Watchmen is the ultimate deconstruction of the superhero. It asks the questions: What would the world really be like if we had superheroes? Who would become a superhero? What types of lives would they lead? While answering these questions, Watchmen also becomes one of the most tightly plotted and drawn graphic novels out there -- every panel of the comic contains crucial thematic or plot elements. I've seen people spend hours discussing the various artistic details and clues spread throughout the book, and more hours arguing about the ultimate intent of the morally ambiguous final page. Definitely one of those books you want to go back and read again as soon as you finish!
The Annotated Watchmen

Hyperion Cantos by Dan Simmons (includes Hyperion and Fall of Hyperion)

Set amidst a beautifully realized interstellar milieu which is only revealed slowly in small pieces, Hyperion contains the Chaucer-esque tales of six pilgrims whose only common background is the planet Hyperion and the ageless killing machine known as the Shrike toward which they are all journeying. Though each tale is in a completely different style, each is a masterpiece of its type: a horror story told through the diary entries of a Catholic priest, a violent and erotic war adventure, the epic yet satiric autobiography of a great poet, a poignant tale of family tragedy, a quirky crossover between Raymond Chandler and cyberpunk, and a beautiful romance story of (almost literally) star-crossed lovers. Fall of Hyperion manages to weave these disparate themes into a single space opera plot of awe-inspiring magnitude and complexity. Simmons somehow managed to combine the best of almost every sub-genre of science fiction; this work left me absolutely stunned.

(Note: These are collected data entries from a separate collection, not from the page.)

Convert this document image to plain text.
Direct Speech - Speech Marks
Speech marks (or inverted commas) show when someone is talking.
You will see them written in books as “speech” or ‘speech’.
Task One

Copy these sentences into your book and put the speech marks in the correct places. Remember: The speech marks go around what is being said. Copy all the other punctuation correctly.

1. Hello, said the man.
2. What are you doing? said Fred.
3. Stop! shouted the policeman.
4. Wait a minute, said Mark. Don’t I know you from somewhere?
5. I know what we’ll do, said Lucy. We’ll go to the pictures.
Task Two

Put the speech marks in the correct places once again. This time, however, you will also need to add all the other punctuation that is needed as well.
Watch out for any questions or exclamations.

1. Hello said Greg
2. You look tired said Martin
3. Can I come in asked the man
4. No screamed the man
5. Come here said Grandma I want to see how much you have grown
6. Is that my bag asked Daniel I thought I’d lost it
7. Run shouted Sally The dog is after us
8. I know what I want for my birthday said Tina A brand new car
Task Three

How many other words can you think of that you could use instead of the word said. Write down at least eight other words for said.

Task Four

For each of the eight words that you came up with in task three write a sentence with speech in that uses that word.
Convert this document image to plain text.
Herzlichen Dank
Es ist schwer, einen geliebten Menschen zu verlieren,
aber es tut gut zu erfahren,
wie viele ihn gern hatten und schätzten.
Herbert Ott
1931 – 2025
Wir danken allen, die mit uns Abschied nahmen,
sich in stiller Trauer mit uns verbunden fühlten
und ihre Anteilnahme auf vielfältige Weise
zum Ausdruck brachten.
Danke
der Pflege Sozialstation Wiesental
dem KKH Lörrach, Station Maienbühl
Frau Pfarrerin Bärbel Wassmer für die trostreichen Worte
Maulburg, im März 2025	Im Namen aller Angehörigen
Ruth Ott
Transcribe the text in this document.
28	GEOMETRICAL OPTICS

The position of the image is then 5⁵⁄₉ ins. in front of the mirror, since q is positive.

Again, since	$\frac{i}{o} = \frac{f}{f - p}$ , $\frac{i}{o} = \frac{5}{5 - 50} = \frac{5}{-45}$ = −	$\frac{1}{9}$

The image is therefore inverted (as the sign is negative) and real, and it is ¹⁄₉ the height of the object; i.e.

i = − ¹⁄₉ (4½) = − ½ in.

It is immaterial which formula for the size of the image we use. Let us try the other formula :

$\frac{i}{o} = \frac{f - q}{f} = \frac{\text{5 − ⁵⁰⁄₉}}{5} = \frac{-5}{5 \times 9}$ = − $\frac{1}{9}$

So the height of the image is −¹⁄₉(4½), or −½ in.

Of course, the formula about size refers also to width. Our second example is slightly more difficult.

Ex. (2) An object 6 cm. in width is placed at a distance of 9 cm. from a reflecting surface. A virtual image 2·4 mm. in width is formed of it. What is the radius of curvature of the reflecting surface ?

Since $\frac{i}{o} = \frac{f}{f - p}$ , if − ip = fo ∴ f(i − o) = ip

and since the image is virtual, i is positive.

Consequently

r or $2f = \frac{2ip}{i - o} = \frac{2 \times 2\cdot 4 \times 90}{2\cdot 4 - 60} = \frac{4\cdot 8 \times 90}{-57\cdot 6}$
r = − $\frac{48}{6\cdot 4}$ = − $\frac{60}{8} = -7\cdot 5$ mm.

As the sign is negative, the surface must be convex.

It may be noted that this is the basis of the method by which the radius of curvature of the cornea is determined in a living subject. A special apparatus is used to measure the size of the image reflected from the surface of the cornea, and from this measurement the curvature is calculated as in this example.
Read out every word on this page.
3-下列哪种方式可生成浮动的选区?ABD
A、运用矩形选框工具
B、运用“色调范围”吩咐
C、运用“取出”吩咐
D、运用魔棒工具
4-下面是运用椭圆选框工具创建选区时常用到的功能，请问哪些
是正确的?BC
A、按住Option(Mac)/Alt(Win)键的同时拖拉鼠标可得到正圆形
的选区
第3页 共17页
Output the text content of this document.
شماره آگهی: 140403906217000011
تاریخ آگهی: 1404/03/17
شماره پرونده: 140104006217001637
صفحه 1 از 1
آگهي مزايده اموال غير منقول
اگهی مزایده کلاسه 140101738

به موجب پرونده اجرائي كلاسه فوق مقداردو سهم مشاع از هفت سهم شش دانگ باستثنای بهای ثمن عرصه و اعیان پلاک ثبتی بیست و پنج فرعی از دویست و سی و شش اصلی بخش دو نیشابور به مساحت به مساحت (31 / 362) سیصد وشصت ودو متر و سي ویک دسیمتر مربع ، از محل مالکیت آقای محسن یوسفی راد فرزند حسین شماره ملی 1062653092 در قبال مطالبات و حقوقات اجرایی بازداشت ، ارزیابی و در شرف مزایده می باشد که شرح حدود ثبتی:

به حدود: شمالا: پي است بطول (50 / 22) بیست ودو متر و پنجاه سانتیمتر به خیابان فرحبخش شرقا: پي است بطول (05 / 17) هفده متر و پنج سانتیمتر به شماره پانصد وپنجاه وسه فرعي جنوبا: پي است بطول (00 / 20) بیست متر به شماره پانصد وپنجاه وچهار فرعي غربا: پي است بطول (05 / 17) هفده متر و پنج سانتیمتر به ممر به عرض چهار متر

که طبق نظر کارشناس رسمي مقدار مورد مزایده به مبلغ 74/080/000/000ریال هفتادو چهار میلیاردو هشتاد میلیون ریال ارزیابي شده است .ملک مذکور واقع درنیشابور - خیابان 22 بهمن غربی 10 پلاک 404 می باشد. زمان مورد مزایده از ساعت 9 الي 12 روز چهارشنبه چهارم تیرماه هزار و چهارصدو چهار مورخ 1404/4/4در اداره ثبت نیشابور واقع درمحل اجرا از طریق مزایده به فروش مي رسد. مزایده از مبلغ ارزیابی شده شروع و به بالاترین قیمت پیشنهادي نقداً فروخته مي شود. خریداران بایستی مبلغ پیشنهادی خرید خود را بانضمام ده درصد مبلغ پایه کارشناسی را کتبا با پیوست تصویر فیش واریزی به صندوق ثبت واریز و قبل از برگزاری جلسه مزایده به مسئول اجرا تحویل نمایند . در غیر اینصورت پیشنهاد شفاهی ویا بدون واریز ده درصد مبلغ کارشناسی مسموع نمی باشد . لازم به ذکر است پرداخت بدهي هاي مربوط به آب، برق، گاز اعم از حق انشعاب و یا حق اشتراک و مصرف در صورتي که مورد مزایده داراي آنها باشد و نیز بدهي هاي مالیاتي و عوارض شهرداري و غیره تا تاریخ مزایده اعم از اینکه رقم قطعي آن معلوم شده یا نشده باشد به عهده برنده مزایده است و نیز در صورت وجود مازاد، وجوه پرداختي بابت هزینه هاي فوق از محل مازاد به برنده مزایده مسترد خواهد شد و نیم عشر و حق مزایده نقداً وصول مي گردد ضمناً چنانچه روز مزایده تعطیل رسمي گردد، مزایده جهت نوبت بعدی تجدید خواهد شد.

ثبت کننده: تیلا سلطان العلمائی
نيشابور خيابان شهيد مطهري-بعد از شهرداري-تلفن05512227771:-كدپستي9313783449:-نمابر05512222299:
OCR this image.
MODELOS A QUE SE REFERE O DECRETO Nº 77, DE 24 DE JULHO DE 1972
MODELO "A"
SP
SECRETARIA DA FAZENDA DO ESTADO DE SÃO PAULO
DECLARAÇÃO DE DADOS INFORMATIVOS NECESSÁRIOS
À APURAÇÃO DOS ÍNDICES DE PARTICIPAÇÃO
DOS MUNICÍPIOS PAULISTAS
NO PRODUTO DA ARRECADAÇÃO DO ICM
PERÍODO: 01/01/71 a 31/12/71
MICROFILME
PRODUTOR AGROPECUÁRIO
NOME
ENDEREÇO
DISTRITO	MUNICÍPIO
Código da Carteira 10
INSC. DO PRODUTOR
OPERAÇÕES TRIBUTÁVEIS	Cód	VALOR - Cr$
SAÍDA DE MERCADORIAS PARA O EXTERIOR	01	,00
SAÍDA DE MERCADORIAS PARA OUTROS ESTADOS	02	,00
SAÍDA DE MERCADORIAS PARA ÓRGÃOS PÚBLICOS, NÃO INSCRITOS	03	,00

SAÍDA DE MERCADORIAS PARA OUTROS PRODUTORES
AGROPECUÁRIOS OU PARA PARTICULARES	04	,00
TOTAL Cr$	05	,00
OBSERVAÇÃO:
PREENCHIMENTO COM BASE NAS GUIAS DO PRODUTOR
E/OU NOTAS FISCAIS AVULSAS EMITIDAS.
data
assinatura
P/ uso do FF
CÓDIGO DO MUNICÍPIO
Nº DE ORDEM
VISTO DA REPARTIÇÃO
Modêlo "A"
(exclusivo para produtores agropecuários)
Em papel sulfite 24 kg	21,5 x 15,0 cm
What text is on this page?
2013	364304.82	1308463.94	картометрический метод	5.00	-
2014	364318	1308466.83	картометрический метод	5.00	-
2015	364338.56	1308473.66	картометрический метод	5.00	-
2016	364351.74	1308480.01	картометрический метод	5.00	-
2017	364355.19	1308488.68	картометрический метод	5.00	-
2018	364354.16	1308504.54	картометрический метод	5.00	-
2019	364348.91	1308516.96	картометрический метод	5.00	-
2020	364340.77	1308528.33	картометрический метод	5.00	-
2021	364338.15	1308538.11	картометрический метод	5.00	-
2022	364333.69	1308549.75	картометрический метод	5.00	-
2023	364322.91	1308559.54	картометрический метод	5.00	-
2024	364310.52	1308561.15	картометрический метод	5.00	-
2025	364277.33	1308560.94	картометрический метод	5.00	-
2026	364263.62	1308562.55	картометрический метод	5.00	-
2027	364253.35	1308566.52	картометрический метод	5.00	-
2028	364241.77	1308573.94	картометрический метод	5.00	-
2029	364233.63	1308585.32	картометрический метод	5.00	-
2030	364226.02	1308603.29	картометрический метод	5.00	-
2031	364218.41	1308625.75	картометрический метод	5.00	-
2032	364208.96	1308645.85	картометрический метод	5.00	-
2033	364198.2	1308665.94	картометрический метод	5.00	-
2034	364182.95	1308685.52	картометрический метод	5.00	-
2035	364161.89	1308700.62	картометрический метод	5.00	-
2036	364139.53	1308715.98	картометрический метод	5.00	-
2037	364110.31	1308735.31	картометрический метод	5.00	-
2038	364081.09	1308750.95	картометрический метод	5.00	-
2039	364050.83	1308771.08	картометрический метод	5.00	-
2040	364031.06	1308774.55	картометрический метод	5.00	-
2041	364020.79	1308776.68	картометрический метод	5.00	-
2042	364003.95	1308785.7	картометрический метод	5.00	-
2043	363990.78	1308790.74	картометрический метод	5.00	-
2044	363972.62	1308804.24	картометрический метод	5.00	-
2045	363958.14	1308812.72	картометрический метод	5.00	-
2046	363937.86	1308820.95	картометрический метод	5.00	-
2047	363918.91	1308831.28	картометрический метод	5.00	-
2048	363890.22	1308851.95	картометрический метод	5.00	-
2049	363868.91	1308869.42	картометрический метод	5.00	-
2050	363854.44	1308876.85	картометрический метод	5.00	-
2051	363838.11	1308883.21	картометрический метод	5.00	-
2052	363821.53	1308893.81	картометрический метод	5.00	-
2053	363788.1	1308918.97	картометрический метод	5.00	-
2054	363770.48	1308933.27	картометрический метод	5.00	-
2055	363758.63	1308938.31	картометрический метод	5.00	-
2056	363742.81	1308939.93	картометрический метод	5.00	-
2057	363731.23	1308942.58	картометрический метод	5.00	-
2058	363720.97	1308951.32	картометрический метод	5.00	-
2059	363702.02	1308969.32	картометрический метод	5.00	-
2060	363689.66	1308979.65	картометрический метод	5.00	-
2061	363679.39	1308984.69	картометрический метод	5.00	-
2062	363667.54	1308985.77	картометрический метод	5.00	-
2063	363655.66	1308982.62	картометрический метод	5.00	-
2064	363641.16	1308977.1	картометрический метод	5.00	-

Snow Crash by Neal Stephenson

While William Gibson deservedly gets credit for epitomizing the cyberpunk genre, Neal Stephenson took it even a step further with Snow Crash. This frantic near-future tale combines a post-national civilization, online samurai, ancient linguistics, high-tech skateboards, memes, an eskimo assassin, Julian Jaynes' Origin of Consciousness, cybernetic guard dogs, and a main character named Hiro Protagonist, who works for the mafia as the ultimate pizza delivery man - the Deliverator. Simultaneously thought-provoking and outright silly, I dare you to put it down once you've started.
Web Page of Neal Stephenson

A Fire Upon the Deep by Vernor Vinge

Another high-concept epic space opera (I like high-concept epic space operas!), A Fire Upon the Deep relies more on hard sf prediction than on mythic resonances, providing a gritty yet very alien far-future universe in which multi-species civilizations rise and fall across swaths of interstellar space, all in the shadow of the transcendent Powers, near omnipotent beings/AIs/civlizations/who-knows-whats that live beyond the edges of the galaxy. In this setting a small group of humans get caught between both the star-spanning plots of the Powers and the medieval intrigues of the Tines, primitive aliens on whose world two children have crash-landed. Vinge's fascinating depiction of the Tines, hypothetical "pack mind" sentients, is just an added bonus.

The Doomsday Book by Connie Willis

One of the best-written time travel novels, Doomsday is hard to describe without giving away a lot of surprises, but you should be warned that the Black Plague features prominently. Despite lots of light-hearted scenes (Willis is a fantastic comedic writer) this is not a happy book. But if you want a gripping story about human adversity in the 14th and 21st centuries, this is the place to get it.